In this paper, we present a toolFootnote 1 that allows an operator to specify such requirements over a fleet of UAS operating in a bounded workspace and generates trajectories for all UAS such that they all satisfy their given mission in a safe manner. In order to generate these flights paths, or trajectories, our tool relies on interpreting the mission objectives as Signal Temporal Logic (STL) specifications [2]. We then formulate the problem of mission satisfaction as that of maximizing a notion of robustness of STL specifications [3]. Using the approach of [4], we generate trajectories for all the UAS involved such that they satisfy the given mission objectives.
1.1 Related Work
Existing mission planner software for autonomous drone operations like ArduPilot mission planner [5] and QGroundControl [6] offer UAS enthusiasts the ability to quickly plan out autonomous UAS flights by sequencing multiple simple operations (like take-off, hover, go to a way-point, land) together. However these planners either cannot handle missions involving multiple UAS and complicated requirements like co-ordination between UAS or completing tasks within given time intervals, or require hand-crafted sequences of maneuvers to meet the requirements in a safe manner.
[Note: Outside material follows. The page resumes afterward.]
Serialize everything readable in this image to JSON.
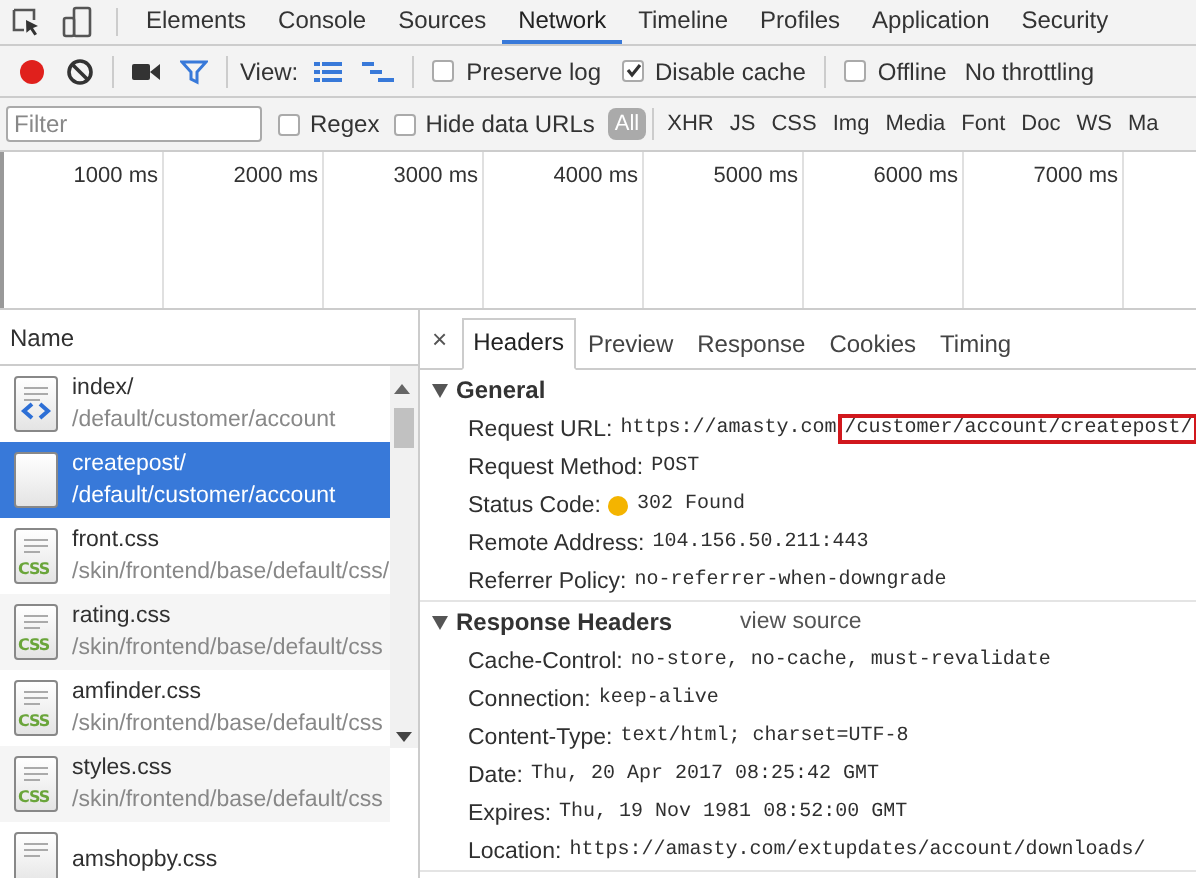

We propose a tool that can inherently deal with multi-agent missions as well as timing constraints on completion of tasks while guaranteeing that planned flight paths are safe. As opposed to existing mission planning software, our tool does not require the user to explicitly plan out maneuvers for the drones to execute to follow out a mission, e.g. in the case where two UAS have to enter the same region during the same time interval, our method generates trajectories that ensure the two UAS do so without crashing into each other without any user based scheduling of which drones enters first.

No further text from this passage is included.